下载hadoop压缩包
设置hadoop环境变量
设置hdfs环境变量
设置yarn环境变量
设置mapreduce环境变量
修改hadoop配置
设置core-site.xml
设置hdfs-site.xml
设置yarn-site.xml
设置mapred-site.xml
设置slave文件
分发配置
启动hdfs
格式化namenode
启动hdfs
检查hdfs启动情况
启动yarn
测试mr任务
hadoop本地库
hdfs yarn和mapreduce参数
下载hadoop压缩包
去hadoop官网下载hadoop-2.8.0压缩包到hadoop1.然后放到/opt下并解压.
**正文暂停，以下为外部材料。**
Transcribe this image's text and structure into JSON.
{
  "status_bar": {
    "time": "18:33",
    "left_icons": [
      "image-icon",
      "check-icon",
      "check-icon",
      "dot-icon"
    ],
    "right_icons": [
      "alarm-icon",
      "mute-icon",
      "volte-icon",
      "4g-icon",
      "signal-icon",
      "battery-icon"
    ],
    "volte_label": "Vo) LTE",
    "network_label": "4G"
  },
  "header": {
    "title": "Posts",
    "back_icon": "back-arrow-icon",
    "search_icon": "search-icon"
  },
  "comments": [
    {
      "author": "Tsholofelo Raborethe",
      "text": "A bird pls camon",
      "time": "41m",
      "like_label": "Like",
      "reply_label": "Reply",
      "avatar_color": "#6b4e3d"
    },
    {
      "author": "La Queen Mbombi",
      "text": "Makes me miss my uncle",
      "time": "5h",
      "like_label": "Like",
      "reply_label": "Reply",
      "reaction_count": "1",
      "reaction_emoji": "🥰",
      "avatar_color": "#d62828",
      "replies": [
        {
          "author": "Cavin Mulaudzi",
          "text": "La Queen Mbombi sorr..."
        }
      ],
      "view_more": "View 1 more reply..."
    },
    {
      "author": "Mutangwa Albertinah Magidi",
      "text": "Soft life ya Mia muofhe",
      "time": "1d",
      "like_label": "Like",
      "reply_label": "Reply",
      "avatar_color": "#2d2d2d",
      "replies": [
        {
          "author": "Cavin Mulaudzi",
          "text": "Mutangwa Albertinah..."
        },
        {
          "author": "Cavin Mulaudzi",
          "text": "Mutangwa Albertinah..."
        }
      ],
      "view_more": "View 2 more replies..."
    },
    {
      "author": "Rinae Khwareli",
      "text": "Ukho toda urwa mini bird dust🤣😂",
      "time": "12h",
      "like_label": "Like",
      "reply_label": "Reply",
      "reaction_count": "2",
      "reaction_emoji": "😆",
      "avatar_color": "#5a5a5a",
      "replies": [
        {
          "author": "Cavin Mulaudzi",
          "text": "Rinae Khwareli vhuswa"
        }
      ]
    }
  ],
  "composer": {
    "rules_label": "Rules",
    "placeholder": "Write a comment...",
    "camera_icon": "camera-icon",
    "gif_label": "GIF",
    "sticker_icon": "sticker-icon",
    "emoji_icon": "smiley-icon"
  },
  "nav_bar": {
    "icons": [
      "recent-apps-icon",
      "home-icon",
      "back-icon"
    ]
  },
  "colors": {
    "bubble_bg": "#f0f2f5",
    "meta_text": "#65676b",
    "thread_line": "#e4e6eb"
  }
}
$ gunzip hadoop-2.8.0.tar.gz
$ tar -xvf hadoop-2.8.0.tar
然后修改hadoop-2.8.0的目录权限,使hdfs和yarn均有权限读写该目录:
# chown -R hdfs:hadoop /opt/hadoop-2.8.0
设置hadoop环境变量
编辑/etc/profile:
export HADOOP_HOME=/opt/hadoop-2.8.0
export HADOOP_PREFIX=/opt/hadoop-2.8.0
export HADOOP_YARN_HOME=$HADOOP_HOME
export HADOOP_CONF_DIR=${HADOOP_HOME}/etc/hadoop
export LD_LIBRARY_PATH=$JAVA_HOME/jre/lib/amd64/server
export PATH=${HADOOP_HOME}/bin:$PATH
设置hdfs环境变量
编辑/opt/hadoop-2.8.0/ect/hadoop/hadoop-env.sh
#export JAVA_HOME=/usr/local/java/jdk1.8.0_121
#export HADOOP_HOME=/opt/hadoop/hadoop-2.7.3
#hadoop进程的最大heapsize包括namenode/datanode/ secondarynamenode等,默认1000M
#export HADOOP_HEAPSIZE=
#namenode的初始heapsize,默认取上面的值,按需要分配
#export HADOOP_NAMENODE_INIT_HEAPSIZE=""
#JVM启动参数,默认为空
#export HADOOP_OPTS="$HADOOP_OPTS -Djava.net.preferIPv4Stack=true"
#还可以单独配置各个组件的内存:
#export HADOOP_NAMENODE_OPTS=
#export HADOOP_DATANODE_OPTS
#export HADOOP_SECONDARYNAMENODE_OPTS
#设置hadoop日志,默认是$HADOOP_HOME/log
#export HADOOP_LOG_DIR=${HADOOP_LOG_DIR}/$USER
export HADOOP_LOG_DIR=/var/log/hadoop/
根据自己系统的规划来设置各个参数.要注意namenode所用的blockmap和namespace空间都在heapsize中,所以生产环境要设较大的heapsize.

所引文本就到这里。